Robban le dio una breve explicación y aprovechó incluso para contar que tan sólo uno de los miembros del grupo había llevado consigo el carnet de conducir, lo que los había obligado a enviar patrullas que acompañaron a los restantes participantes hasta el piso en Kungälv, donde tenían su equipaje y su documentación, y donde se cambiaron. Folke también se había asegurado de que les sacaran fotos a todos en el parque.
El comisario asintió con la cabeza.
Karin les habló de que algunos miembros de la Asociación Histórico-Cultural de Marstrand consideraban que la piedra de los sacrificios era precisamente un antiguo lugar sacrificial. Folke, Robban y Carsten la escucharon con atención, aunque, cuando mencionó las marcas pintadas de los martillos de Thor que el sábado habían encontrado en la roca, se hizo un silencio total en el despacho.
—¿Pintadas con qué? —preguntó el comisario.
—Con sangre. Jerker y su equipo fueron para comprobarlo. Hay cuatro marcas y todas estaban pintadas.
—O sea, ¿que lo pasaron por alto cuando estuvieron en el lugar de los hechos el viernes? —preguntó Carsten.
—No lo sé —contestó ella, y pensó en las pullas que les había soltado alegremente a Jerker y los demás técnicos, y que sin duda acabaría teniendo que tragar—. Al principio pensé que las habían pasado por alto, pero hay otra posibilidad.
—Que entonces no estuvieran pintadas y que el perpetrador volviera al lugar después —observó Folke, y asintió pensativo.
Åkerström, Trollhättan, invierno de 1959
—¿Mudarnos? —preguntó Birger, sorprendido.
Aina se lo propuso durante la cena. Ella también había estado dándole vueltas al asunto desde que se encontraron con las hermanas de Asko y la mujer que lo trajo al mundo. Birger se negaba a pronunciar la palabra «madre».
—A Eriksberg —dijo Aina.
Birger la observó, contempló su mirada clara y su sonrisa. Sobre el regazo tenía unos pantalones de Asko a los que estaba cosiéndoles el dobladillo. Desde que el chico había aparecido en sus vidas, los ojos de su mujer brillaban de otra forma.

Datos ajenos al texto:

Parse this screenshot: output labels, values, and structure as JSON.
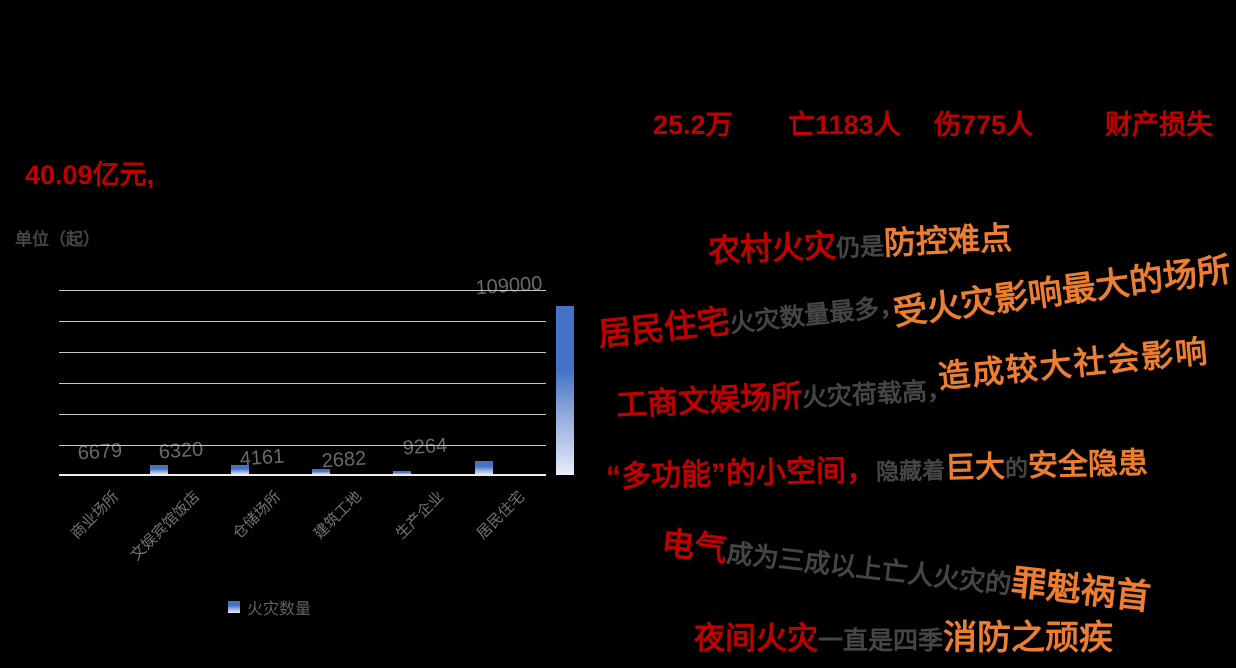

Aina y Birger habían hablado largo y tendido aquella noche. Eriksberg era la casa de los padres de él, una vieja granja en Koön que pertenecía al municipio de Marstrand. Hacía mucho tiempo que los ancianos habían expresado su deseo de que alguno de los hijos se hiciera cargo de la finca. Pero la hermana de Birger no estaba interesada y, desde el fallecimiento de la madre, en la granja sólo quedaban su padre y las gallinas.

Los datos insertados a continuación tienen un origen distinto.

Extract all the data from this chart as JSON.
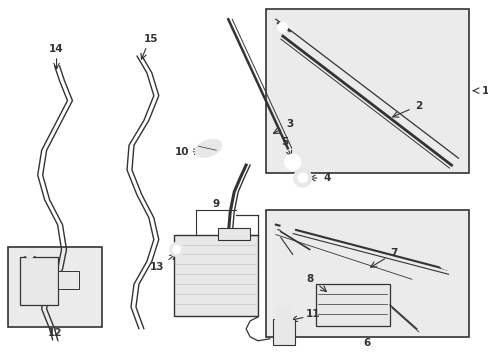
{
  "bg_color": "#ffffff",
  "line_color": "#333333",
  "fill_light": "#e8e8e8",
  "fill_box": "#ebebeb",
  "figsize": [
    4.89,
    3.6
  ],
  "dpi": 100,
  "xlim": [
    0,
    489
  ],
  "ylim": [
    0,
    360
  ]
}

—Bueno, no sé —respondió Birger vacilante, y se pasó la mano por la barbilla—. ¿Quieres decir que intentemos quedarnos con él? —preguntó con voz ronca. Se aclaró la garganta y añadió—: Tenemos que hablar con papá, mañana mismo.

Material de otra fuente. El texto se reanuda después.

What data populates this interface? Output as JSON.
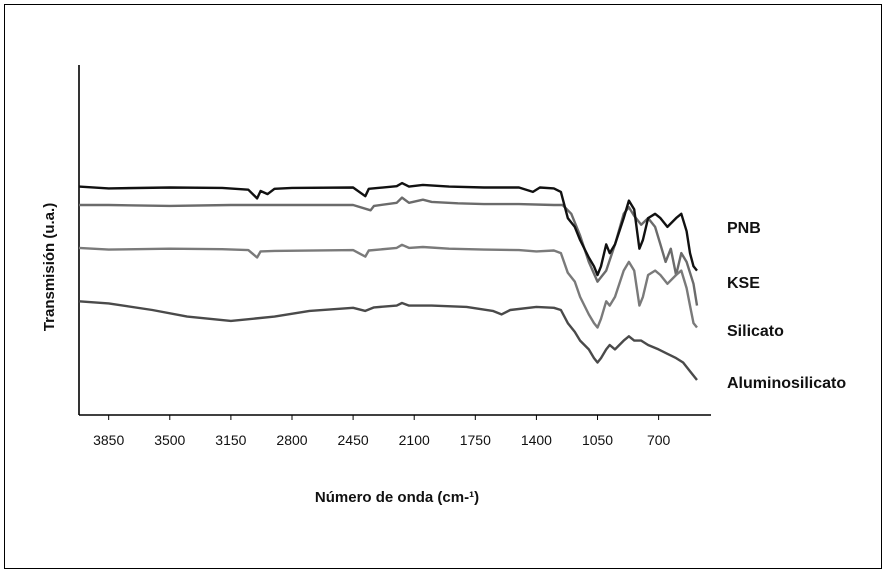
{
  "chart_data": {
    "type": "line",
    "xlabel": "Número de onda (cm-¹)",
    "ylabel": "Transmisión (u.a.)",
    "x_ticks": [
      3850,
      3500,
      3150,
      2800,
      2450,
      2100,
      1750,
      1400,
      1050,
      700
    ],
    "xlim": [
      4020,
      400
    ],
    "x_reversed": true,
    "y_units": "arbitrary (stacked, offset traces)",
    "grid": false,
    "legend": "labels at right end of each trace",
    "series": [
      {
        "name": "PNB",
        "color": "#6b6b6b",
        "points": [
          [
            4020,
            0.77
          ],
          [
            3850,
            0.77
          ],
          [
            3500,
            0.772
          ],
          [
            3150,
            0.77
          ],
          [
            2800,
            0.77
          ],
          [
            2450,
            0.77
          ],
          [
            2350,
            0.782
          ],
          [
            2330,
            0.772
          ],
          [
            2200,
            0.765
          ],
          [
            2170,
            0.753
          ],
          [
            2130,
            0.765
          ],
          [
            2050,
            0.758
          ],
          [
            2000,
            0.763
          ],
          [
            1850,
            0.766
          ],
          [
            1700,
            0.768
          ],
          [
            1500,
            0.768
          ],
          [
            1300,
            0.77
          ],
          [
            1250,
            0.77
          ],
          [
            1200,
            0.79
          ],
          [
            1150,
            0.84
          ],
          [
            1100,
            0.9
          ],
          [
            1050,
            0.945
          ],
          [
            1000,
            0.92
          ],
          [
            950,
            0.86
          ],
          [
            900,
            0.79
          ],
          [
            870,
            0.775
          ],
          [
            840,
            0.795
          ],
          [
            800,
            0.815
          ],
          [
            760,
            0.8
          ],
          [
            720,
            0.82
          ],
          [
            690,
            0.86
          ],
          [
            660,
            0.9
          ],
          [
            630,
            0.87
          ],
          [
            600,
            0.93
          ],
          [
            570,
            0.88
          ],
          [
            540,
            0.9
          ],
          [
            500,
            0.95
          ],
          [
            480,
            1.0
          ]
        ]
      },
      {
        "name": "KSE",
        "color": "#111111",
        "points": [
          [
            4020,
            0.728
          ],
          [
            3850,
            0.732
          ],
          [
            3500,
            0.73
          ],
          [
            3200,
            0.731
          ],
          [
            3050,
            0.735
          ],
          [
            3000,
            0.755
          ],
          [
            2980,
            0.738
          ],
          [
            2940,
            0.745
          ],
          [
            2900,
            0.733
          ],
          [
            2800,
            0.731
          ],
          [
            2450,
            0.73
          ],
          [
            2380,
            0.75
          ],
          [
            2360,
            0.733
          ],
          [
            2200,
            0.727
          ],
          [
            2170,
            0.72
          ],
          [
            2130,
            0.728
          ],
          [
            2050,
            0.724
          ],
          [
            1900,
            0.728
          ],
          [
            1700,
            0.73
          ],
          [
            1500,
            0.73
          ],
          [
            1420,
            0.74
          ],
          [
            1380,
            0.73
          ],
          [
            1300,
            0.732
          ],
          [
            1260,
            0.74
          ],
          [
            1220,
            0.8
          ],
          [
            1180,
            0.82
          ],
          [
            1150,
            0.85
          ],
          [
            1100,
            0.89
          ],
          [
            1070,
            0.91
          ],
          [
            1050,
            0.93
          ],
          [
            1030,
            0.91
          ],
          [
            1000,
            0.86
          ],
          [
            980,
            0.88
          ],
          [
            950,
            0.86
          ],
          [
            900,
            0.8
          ],
          [
            870,
            0.76
          ],
          [
            840,
            0.78
          ],
          [
            810,
            0.87
          ],
          [
            790,
            0.85
          ],
          [
            760,
            0.8
          ],
          [
            720,
            0.79
          ],
          [
            690,
            0.8
          ],
          [
            650,
            0.82
          ],
          [
            600,
            0.8
          ],
          [
            570,
            0.79
          ],
          [
            540,
            0.83
          ],
          [
            520,
            0.88
          ],
          [
            500,
            0.91
          ],
          [
            480,
            0.92
          ]
        ]
      },
      {
        "name": "Silicato",
        "color": "#7a7a7a",
        "points": [
          [
            4020,
            0.868
          ],
          [
            3850,
            0.872
          ],
          [
            3500,
            0.87
          ],
          [
            3200,
            0.871
          ],
          [
            3050,
            0.873
          ],
          [
            3000,
            0.89
          ],
          [
            2980,
            0.876
          ],
          [
            2900,
            0.875
          ],
          [
            2450,
            0.873
          ],
          [
            2380,
            0.888
          ],
          [
            2360,
            0.874
          ],
          [
            2200,
            0.868
          ],
          [
            2170,
            0.861
          ],
          [
            2130,
            0.868
          ],
          [
            2050,
            0.866
          ],
          [
            1900,
            0.87
          ],
          [
            1700,
            0.872
          ],
          [
            1500,
            0.873
          ],
          [
            1400,
            0.876
          ],
          [
            1300,
            0.874
          ],
          [
            1260,
            0.88
          ],
          [
            1220,
            0.925
          ],
          [
            1180,
            0.945
          ],
          [
            1150,
            0.98
          ],
          [
            1100,
            1.02
          ],
          [
            1070,
            1.04
          ],
          [
            1050,
            1.05
          ],
          [
            1030,
            1.03
          ],
          [
            1000,
            0.99
          ],
          [
            980,
            1.0
          ],
          [
            950,
            0.98
          ],
          [
            900,
            0.92
          ],
          [
            870,
            0.9
          ],
          [
            840,
            0.92
          ],
          [
            810,
            1.0
          ],
          [
            790,
            0.98
          ],
          [
            760,
            0.93
          ],
          [
            720,
            0.92
          ],
          [
            690,
            0.93
          ],
          [
            650,
            0.95
          ],
          [
            600,
            0.93
          ],
          [
            570,
            0.92
          ],
          [
            540,
            0.96
          ],
          [
            520,
            1.0
          ],
          [
            500,
            1.04
          ],
          [
            480,
            1.05
          ]
        ]
      },
      {
        "name": "Aluminosilicato",
        "color": "#4a4a4a",
        "points": [
          [
            4020,
            0.99
          ],
          [
            3850,
            0.995
          ],
          [
            3600,
            1.01
          ],
          [
            3400,
            1.025
          ],
          [
            3150,
            1.035
          ],
          [
            2900,
            1.025
          ],
          [
            2700,
            1.012
          ],
          [
            2450,
            1.005
          ],
          [
            2380,
            1.012
          ],
          [
            2330,
            1.004
          ],
          [
            2200,
            1.0
          ],
          [
            2170,
            0.994
          ],
          [
            2130,
            1.0
          ],
          [
            2000,
            1.0
          ],
          [
            1800,
            1.003
          ],
          [
            1650,
            1.012
          ],
          [
            1600,
            1.02
          ],
          [
            1550,
            1.01
          ],
          [
            1400,
            1.003
          ],
          [
            1300,
            1.005
          ],
          [
            1260,
            1.01
          ],
          [
            1220,
            1.04
          ],
          [
            1180,
            1.06
          ],
          [
            1150,
            1.08
          ],
          [
            1100,
            1.1
          ],
          [
            1070,
            1.12
          ],
          [
            1050,
            1.13
          ],
          [
            1030,
            1.12
          ],
          [
            1000,
            1.1
          ],
          [
            980,
            1.09
          ],
          [
            950,
            1.1
          ],
          [
            900,
            1.08
          ],
          [
            870,
            1.07
          ],
          [
            840,
            1.08
          ],
          [
            800,
            1.08
          ],
          [
            760,
            1.09
          ],
          [
            700,
            1.1
          ],
          [
            650,
            1.11
          ],
          [
            600,
            1.12
          ],
          [
            560,
            1.13
          ],
          [
            520,
            1.15
          ],
          [
            480,
            1.17
          ]
        ]
      }
    ]
  }
}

—Y con Inger, del tribunal.
Birger asintió con la cabeza y dijo:
—Tal vez deberíamos empezar por eso: primero Inger, luego papá.
Aina retomó la costura. El hilo atravesaba la tela con pequeñas y delicadas puntadas. Sus lágrimas dejaron manchas oscuras en la tela.
—Hacemos lo que podemos —dijo Birger, abrazándola. Entonces dijo lo que ambos habían pensado desde hacía tiempo, pero ninguno de los dos había osado formular en voz alta—: Por mucho que haya tardado en llegar, es nuestro niño.